Alles war lecker, aber nichts herausragend:
Es gab sieben Antipasti, zweimal Pasta, dann panierte Steinpilze, Wildschwein-Gulasch und abschließend gebratene Forelle aus dem Tanàro letztlich gefolgt von einem Teller mit Nachtisch-Variationen. Rot- und Weißwein sowie Liköre und Kaffee waren für 25 Euro inklusive. Wir mussten eine wenig mehr zahlen, weil wir auch ein wenig mehr getrunken hatten als üblich. Typisch Deutsche halt! Man hätte aber - um nicht nur kalorienmäßig etwas günstiger wegzukommen - auch nur die Vorspeisen nehmen können. - Probieren bei den anderen kann man ja immer mal...
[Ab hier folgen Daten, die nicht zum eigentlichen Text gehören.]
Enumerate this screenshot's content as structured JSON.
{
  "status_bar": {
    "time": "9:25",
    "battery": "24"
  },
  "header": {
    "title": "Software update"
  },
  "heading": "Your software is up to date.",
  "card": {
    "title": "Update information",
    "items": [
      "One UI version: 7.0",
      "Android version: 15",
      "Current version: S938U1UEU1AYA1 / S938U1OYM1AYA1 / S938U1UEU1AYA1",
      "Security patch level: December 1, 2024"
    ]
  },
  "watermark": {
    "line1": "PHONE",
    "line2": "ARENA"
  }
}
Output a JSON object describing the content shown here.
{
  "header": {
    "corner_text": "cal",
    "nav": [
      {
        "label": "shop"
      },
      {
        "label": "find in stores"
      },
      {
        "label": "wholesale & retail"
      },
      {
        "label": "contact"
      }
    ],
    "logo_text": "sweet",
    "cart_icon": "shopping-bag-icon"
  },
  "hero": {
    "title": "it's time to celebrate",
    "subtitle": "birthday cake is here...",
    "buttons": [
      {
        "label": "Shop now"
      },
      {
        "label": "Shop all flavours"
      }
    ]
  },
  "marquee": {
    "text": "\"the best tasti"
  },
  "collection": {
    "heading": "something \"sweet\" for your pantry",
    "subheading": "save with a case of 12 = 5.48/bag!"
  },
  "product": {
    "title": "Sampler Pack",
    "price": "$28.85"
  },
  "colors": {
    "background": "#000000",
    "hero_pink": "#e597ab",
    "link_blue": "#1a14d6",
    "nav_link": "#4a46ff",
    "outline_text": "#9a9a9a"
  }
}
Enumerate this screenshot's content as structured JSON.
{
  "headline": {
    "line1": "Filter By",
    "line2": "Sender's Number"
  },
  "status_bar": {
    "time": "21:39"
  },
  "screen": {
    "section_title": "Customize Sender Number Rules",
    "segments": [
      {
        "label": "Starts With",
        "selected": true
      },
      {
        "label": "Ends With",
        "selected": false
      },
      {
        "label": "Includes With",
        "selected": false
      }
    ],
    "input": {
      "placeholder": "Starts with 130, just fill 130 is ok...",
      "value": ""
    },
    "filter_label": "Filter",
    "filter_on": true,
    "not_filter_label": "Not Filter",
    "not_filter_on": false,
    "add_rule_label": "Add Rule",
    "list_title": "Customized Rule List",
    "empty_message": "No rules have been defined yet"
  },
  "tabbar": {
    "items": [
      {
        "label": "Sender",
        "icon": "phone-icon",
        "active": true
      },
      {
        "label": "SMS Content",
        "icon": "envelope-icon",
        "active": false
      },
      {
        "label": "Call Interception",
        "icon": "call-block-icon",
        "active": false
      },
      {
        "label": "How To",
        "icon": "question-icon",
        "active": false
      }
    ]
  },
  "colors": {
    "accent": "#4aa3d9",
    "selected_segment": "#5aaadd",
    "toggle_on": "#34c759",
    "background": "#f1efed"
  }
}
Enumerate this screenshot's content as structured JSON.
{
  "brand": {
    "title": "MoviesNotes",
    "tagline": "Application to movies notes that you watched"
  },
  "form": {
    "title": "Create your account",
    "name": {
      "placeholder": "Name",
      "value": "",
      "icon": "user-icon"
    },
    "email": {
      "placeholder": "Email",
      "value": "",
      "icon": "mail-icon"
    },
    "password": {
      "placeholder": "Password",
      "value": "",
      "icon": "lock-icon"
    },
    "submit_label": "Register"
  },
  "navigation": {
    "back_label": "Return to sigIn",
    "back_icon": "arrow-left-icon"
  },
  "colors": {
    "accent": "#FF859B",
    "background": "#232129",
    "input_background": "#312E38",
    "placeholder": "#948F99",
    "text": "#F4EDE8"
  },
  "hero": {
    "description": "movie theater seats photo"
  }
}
Als wir wieder heil auf der Burg zurück waren, kehrten wir auch noch bei unserer neuen Bar auf eine Grappa und einen Espresso ein. Wie berichtet, wird die ja von der ehemaligen Trägerin buntester Jogging-Anzüge betrieben, die ich hiermit zum  - versprochen! - letzten Mal so nenne. 
Zukünftig heißt sie wie ihre Bar: Girasole - Sonnenblume. Denn so hat sie  gestrahlt, als ihre vicini tedeschi erstmals in Mannschaftsstärke bei ihr einfielen...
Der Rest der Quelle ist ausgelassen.